The Dow Jones Industrial Average slipped 119.09 points or 0.7% to close at 17,731.2 points. The blue chip index is now negative for the year and trading well below its 200-day average.,
The S&P 500 Index fell by 12 points or 0.6% at 2,105.12 points with all 10 of its key sectors trading lower during the regular session. Utilities and materials were the biggest drags on the benchmark index slipping 1.5%.
The Nasdaq Composite reversed early morning gains to end 25.12 points or 0.5% lower at 5,146.41 points.
“Investors have been somewhat surprised at how unimpressive earnings have been considering where the stock market is,” Jeff Sica, who oversees over $1.5 billion as president and chief executive officer of Circle Squared Alternative Investments in Morristown, New Jersey, told Bloomberg.
“Earnings have not proven to be the catalyst they’ve looked for. Investors are just very tentative.”
Caterpillar Inc, the world’s biggest construction company, fell 3.6% to trade at $76.88 a share, their lowest share price in more than four years, after reporting a decline in sales in its major markets.

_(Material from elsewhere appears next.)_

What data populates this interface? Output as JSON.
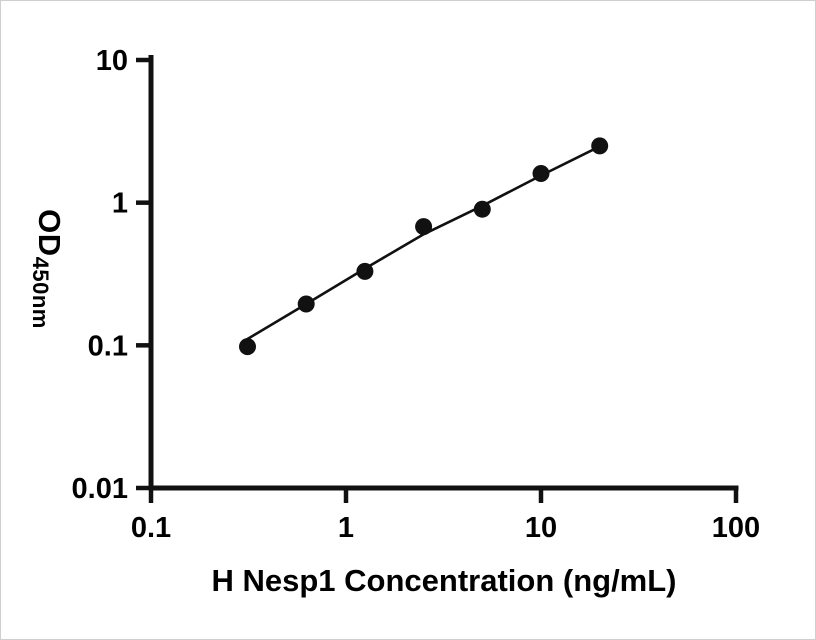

Caterpillar reported that its quarterly sales decline by a more than expected 13% for the three months ending June 31 knocking off more than 19 points off the Dow Jones and leading the broad industrials sector lower.
Also weighing tocks down were disappointing results manufacturer 3M Co and multinational financial services provider American Express.
American Express traded down 2.5% at $77 a share after its quarterly revenue missed expectations while manufacturer 3M Co was down 3.8% at $149.40 a share after tempering its sales outlook for the year.
“The initial take on big earnings reports has been lukewarm at best,” Bruce Zaro, chief technical strategist at Bolton Global Asset Management in Boston, told Reuters.
“The strong dollar certainly has been mentioned a lot, and I think there are still questions about demand in the economy and what would translate into revenue growth for most reporting companies.”